Direct Electrochemistry of Hemoglobin on Vertically Aligned Carbon Hybrid TiO2 Nanotubes and Its Highly Sensitive Biosensor Performance

Abstract

AbstractThe present work is focused on developing a novel biomaterial platform to achieve enhanced direct electron transfer (DET) of hemoprotein and higher biosensor performance on vertically aligned carbon hybrid TiO2 nanotubes (C‐TiO2 NTs). Using a simple surfactant‐assisted method, controllable hybridization of TiO2 NTs with conductive amorphous carbon species is realized. The obtained C‐TiO2 NTs is ingeniously chosen to serve as an ideal "vessel" for protein immobilization and biosensor applications. Results show that the appropriate hybridization of C into TiO2 NTs leads to a much better conductivity of TiO2 NTs without destroying their preponderant tubular structures or damaging their excellent biocompatibility and hydrophilicity.
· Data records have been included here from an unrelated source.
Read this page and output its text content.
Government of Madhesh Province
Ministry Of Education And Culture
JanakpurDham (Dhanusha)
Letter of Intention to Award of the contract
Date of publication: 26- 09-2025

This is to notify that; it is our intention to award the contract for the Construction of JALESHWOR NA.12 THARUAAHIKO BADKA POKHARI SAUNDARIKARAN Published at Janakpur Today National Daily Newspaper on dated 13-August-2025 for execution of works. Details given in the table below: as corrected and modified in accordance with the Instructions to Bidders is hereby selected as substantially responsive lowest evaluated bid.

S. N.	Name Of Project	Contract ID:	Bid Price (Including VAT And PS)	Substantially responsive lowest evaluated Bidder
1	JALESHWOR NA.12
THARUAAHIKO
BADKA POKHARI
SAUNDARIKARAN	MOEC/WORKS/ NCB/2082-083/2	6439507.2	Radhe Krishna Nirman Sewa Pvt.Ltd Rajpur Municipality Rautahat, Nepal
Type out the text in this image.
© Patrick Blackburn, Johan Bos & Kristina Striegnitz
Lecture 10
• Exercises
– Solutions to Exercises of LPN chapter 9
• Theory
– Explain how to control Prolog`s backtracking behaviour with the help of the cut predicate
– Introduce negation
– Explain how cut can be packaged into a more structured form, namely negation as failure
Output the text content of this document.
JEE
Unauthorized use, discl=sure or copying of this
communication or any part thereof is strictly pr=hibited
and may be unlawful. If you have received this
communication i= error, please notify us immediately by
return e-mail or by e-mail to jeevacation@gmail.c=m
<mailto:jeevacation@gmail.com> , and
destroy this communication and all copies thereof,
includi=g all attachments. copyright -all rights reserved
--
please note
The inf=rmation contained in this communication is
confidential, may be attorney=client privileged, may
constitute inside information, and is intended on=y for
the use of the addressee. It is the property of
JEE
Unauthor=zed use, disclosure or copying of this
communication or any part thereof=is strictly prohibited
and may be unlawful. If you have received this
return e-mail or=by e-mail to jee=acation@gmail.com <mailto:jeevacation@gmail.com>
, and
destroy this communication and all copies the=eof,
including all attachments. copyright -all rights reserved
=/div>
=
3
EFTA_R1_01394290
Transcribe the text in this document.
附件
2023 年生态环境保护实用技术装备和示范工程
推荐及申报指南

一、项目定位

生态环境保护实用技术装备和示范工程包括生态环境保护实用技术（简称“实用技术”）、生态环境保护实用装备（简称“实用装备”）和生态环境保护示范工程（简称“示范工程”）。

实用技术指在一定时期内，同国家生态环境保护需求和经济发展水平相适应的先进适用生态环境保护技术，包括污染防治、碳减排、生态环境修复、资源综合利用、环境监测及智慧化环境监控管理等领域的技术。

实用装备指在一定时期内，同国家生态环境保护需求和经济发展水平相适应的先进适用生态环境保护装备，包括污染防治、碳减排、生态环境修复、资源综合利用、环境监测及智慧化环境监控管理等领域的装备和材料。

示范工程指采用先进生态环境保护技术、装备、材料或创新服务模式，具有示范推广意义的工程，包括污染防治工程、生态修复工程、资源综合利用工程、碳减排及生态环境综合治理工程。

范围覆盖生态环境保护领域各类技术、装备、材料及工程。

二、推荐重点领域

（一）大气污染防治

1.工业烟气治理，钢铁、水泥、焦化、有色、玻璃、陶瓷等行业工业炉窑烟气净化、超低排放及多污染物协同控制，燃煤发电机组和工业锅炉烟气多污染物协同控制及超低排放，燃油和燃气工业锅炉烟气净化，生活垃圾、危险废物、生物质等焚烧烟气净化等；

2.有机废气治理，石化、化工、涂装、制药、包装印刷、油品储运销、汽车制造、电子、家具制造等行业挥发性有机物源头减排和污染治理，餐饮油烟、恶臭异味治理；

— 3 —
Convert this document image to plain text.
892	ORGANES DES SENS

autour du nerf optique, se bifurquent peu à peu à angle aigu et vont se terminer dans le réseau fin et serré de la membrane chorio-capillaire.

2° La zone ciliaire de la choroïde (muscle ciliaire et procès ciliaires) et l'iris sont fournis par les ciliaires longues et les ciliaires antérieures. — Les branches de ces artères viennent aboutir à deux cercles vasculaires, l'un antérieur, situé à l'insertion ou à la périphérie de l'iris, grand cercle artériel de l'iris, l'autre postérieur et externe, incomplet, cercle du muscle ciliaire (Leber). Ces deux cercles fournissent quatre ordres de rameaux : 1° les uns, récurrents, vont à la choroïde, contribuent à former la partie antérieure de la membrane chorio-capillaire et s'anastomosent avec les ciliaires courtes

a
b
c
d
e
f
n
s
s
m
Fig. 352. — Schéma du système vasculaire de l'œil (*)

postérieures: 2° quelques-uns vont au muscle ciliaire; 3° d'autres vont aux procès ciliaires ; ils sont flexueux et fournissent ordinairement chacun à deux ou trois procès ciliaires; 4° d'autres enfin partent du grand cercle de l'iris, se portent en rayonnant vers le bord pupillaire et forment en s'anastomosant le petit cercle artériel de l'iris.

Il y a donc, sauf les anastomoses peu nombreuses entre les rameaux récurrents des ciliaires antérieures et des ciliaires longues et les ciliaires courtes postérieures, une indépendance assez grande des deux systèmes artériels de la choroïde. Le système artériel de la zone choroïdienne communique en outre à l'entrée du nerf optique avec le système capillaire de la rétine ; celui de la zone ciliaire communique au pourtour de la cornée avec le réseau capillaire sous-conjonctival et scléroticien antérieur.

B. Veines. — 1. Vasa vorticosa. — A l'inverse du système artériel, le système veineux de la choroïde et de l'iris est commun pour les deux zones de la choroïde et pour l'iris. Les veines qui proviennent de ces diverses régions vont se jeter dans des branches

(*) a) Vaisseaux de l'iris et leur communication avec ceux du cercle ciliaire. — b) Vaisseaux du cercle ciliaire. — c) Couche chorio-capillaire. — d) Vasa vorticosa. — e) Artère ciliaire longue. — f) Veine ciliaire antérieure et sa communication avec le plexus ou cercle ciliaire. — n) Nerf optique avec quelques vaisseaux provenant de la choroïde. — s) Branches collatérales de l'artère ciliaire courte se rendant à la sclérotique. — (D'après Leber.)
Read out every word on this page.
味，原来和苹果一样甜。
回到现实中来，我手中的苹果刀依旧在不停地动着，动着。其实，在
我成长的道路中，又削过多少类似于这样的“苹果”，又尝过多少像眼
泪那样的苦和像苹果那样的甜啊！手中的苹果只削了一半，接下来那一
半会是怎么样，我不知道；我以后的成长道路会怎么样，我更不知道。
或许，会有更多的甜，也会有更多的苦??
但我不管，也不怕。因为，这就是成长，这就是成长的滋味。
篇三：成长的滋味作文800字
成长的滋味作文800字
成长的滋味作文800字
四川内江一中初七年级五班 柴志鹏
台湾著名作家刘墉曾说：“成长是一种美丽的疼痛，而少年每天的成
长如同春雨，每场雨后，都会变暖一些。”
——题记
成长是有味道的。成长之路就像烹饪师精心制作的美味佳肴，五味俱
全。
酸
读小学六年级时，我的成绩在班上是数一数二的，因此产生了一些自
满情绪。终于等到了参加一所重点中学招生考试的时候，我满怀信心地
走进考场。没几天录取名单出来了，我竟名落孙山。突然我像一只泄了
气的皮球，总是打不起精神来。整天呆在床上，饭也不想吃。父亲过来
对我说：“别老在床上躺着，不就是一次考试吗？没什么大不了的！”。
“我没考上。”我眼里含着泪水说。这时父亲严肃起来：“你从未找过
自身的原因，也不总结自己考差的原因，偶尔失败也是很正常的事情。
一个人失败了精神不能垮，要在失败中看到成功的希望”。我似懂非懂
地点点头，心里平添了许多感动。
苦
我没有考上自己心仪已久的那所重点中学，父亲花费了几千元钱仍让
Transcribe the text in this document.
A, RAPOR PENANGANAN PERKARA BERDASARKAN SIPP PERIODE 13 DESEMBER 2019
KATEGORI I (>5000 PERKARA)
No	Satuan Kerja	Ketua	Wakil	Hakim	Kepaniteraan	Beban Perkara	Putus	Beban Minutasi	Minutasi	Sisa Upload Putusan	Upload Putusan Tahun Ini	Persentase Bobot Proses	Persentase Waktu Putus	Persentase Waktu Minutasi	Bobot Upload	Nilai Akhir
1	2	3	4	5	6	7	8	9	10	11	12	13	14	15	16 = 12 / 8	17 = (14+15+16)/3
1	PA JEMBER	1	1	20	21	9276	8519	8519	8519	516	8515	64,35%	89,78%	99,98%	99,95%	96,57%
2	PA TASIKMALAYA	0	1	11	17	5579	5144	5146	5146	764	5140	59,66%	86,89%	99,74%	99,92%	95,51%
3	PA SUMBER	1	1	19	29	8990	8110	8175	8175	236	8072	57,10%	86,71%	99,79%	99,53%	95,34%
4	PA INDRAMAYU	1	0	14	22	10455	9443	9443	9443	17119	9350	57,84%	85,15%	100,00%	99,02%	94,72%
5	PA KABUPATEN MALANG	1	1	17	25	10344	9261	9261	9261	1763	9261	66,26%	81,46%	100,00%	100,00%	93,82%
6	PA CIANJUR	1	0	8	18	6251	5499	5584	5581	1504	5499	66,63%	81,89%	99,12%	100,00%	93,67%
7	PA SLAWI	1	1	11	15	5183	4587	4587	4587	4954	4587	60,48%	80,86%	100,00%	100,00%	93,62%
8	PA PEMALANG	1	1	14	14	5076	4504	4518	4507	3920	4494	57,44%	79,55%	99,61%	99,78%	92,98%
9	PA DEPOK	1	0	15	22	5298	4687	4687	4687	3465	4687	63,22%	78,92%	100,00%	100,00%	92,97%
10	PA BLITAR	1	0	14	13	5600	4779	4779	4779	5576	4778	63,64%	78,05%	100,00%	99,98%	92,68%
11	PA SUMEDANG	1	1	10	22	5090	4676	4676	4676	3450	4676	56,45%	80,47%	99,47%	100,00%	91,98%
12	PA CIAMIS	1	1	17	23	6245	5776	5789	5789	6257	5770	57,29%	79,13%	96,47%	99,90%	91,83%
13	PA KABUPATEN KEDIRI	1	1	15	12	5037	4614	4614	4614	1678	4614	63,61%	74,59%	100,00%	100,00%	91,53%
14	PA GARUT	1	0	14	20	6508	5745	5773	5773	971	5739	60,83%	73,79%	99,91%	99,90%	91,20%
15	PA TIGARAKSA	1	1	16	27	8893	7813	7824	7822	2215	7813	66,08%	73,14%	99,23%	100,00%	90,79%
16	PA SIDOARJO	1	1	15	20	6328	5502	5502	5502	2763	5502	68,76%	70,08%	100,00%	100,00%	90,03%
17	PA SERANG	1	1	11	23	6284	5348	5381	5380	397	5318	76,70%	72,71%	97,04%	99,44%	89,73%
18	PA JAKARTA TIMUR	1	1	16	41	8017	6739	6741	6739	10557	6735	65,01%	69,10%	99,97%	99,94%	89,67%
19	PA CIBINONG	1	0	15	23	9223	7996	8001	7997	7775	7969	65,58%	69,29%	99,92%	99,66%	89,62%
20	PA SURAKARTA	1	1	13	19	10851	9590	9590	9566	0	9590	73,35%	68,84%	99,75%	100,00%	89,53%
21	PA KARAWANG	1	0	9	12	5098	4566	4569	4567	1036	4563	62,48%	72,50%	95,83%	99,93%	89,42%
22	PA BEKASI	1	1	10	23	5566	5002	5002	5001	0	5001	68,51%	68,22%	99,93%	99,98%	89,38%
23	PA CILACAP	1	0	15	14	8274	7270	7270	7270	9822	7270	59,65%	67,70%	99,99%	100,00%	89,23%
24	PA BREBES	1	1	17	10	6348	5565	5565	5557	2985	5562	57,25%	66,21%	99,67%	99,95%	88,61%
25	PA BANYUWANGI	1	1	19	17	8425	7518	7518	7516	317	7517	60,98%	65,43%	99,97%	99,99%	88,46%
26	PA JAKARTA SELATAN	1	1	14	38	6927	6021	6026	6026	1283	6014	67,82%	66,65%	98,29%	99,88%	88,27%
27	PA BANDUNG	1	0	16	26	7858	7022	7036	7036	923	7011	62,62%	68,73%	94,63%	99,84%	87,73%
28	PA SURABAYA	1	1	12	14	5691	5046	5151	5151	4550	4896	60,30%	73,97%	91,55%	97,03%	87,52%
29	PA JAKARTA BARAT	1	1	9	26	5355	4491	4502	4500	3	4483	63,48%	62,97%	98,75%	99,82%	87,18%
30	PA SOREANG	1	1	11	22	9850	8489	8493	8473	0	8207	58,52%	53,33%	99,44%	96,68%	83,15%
When used in loading proteins, the C‐TiO2 NTs can be used as a super vessel for rapid and substantive immobilization of hemoglobin (Hb), with a large surface electroactive Hb coverage (Γ∗︁) of 3.3×10−9 mol·cm−2. Enhanced DET of Hb is commendably observed on the constructed Hb/C‐TiO2 NTs biosensor with a couple of well‐defined redox peaks in a fast electron transfer process. The biosensor further exhibits fast response, high sensitivity and stability for the amperometric biosensing of H2O2 with the detection limit as low as 3.1×10−8 mol/L.